Di kalangan santri, dunia wirid dan kalimah thayyibah sudah tidak asing lagi. Ada satu pertanyaan yang sering muncul dari para santri soal perlu atau tidaknya Hizib atau wirid itu diwirid dengan Guru. Habib Luthfi bin Yahya dari Pekalongan memberikan jawaban bahwa Hizib boleh saja dibaca tanpa ijazah Guru. Tapi akan lebih mulia (afdlal) jika Hizib dibaca dengan ijazah dan bimbingan dari Guru yang ahli. Sebab sejak awal dirancang oleh para waliyullah untuk kalangan tertentu dan mempunyai kemampuan lebih. Dan dalam bacaan Hizib terkandung “dosis tingkat tinggi”.
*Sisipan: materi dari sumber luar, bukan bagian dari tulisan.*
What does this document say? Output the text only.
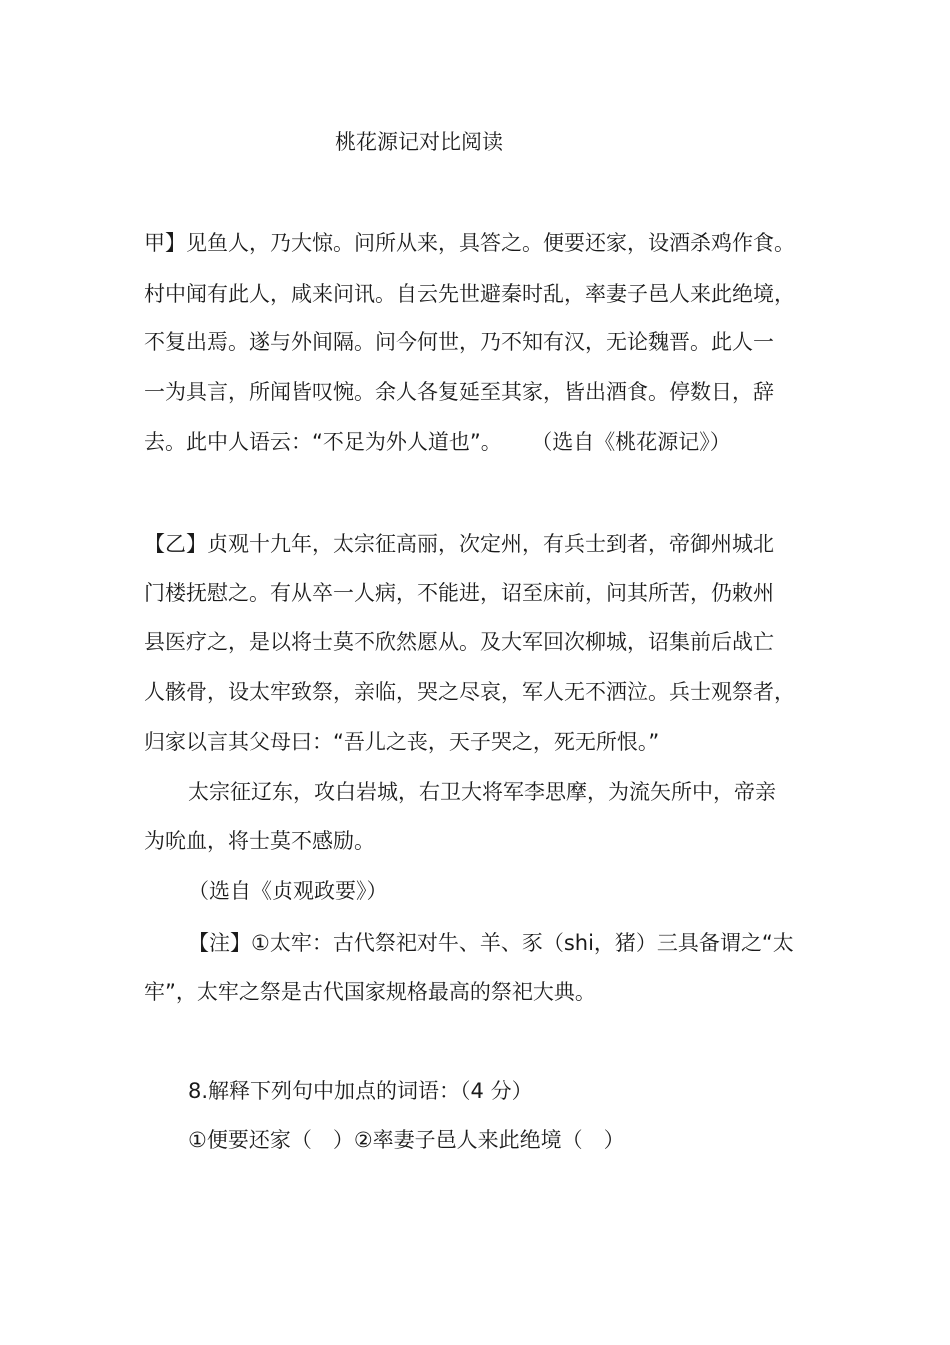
桃花源记对比阅读
甲】见鱼人，乃大惊。问所从来，具答之。便要还家，设酒杀鸡作食。
村中闻有此人，咸来问讯。自云先世避秦时乱，率妻子邑人来此绝境，
不复出焉。遂与外间隔。问今何世，乃不知有汉，无论魏晋。此人一
一为具言，所闻皆叹惋。余人各复延至其家，皆出酒食。停数日，辞
去。此中人语云：“不足为外人道也”。 （选自《桃花源记》）
【乙】贞观十九年，太宗征高丽，次定州，有兵士到者，帝御州城北
门楼抚慰之。有从卒一人病，不能进，诏至床前，问其所苦，仍敕州
县医疗之，是以将士莫不欣然愿从。及大军回次柳城，诏集前后战亡
人骸骨，设太牢致祭，亲临，哭之尽哀，军人无不洒泣。兵士观祭者，
归家以言其父母曰：“吾儿之丧，天子哭之，死无所恨。”
太宗征辽东，攻白岩城，右卫大将军李思摩，为流矢所中，帝亲
为吮血，将士莫不感励。
（选自《贞观政要》）
【注】①太牢：古代祭祀对牛、羊、豕（shi，猪）三具备谓之“太
牢”，太牢之祭是古代国家规格最高的祭祀大典。
8.解释下列句中加点的词语：（4 分）
①便要还家（　）②率妻子邑人来此绝境（　）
Orang awam tidak bisa memahami kadar dosis itu karena dalam Hizib terkandung banyak sirr (rahasia). Misalnya ada bacaan ayat al-Qur’an yang tidak terkait dengan bacaan do’a sebelumnya, padahal semestinya itu sangat terkait dari asbabun nuzulnya.
Dalam Hizib terkandung makna ismul a’dzam (nama keagungan Allah) yang dibuat secara khusus oleh para waliyullah. Dan Hizib disusun bukan karena keinginan pengarang (muallif), sebab Hizib adalah ilham dari Allah. Dan adapula Hizib yang langsung didapatkan dari Rasulullah SAW seperti Hizib Bahr-nya Al Imam Al Habib Abul Hasan Ali Asy Syadzili. Sehingga Hizib itu mempunyai fadlilah dan khasiyat yang luar biasa.
Bagi Habib Luthfi, pengamal Hizib juga ada syarat usia yang harus dipenuhi. Sebab para pengamal Hizib biasanya selalu dihadapkan berbagai ujian. Ada yang hatinya mudah panas, sehingga cepat marah. Ada yang membentuk kehebatan dan membuat orang lepas kontrol dan merasa diri paling hebat atau benar. Ada yang rejekinya panas dan menguap tanpa bekas dan ada pula yg berantakan kondisi rumah tangganya.
Maka lebih afdlal Hizib memerlukan ijazah dari ulama atau guru yang sangat mumpuni dalam arti mempunyai sanad ijazah Hizib yang bersambung dan paham dosis Hizib. Selain itu dibutuhkan guru yang membimbing agar menjadi orang shaleh dan istiqamah mendampingi dari efek negatif membaca Hizib.
Itulah pentingnya ilmu yang berdasar arahan guru dan pentingnya santri dekat dengan ulama, kyai, pemberi ijazah Hizib agar hidup bertambah barokah dan istiqamah.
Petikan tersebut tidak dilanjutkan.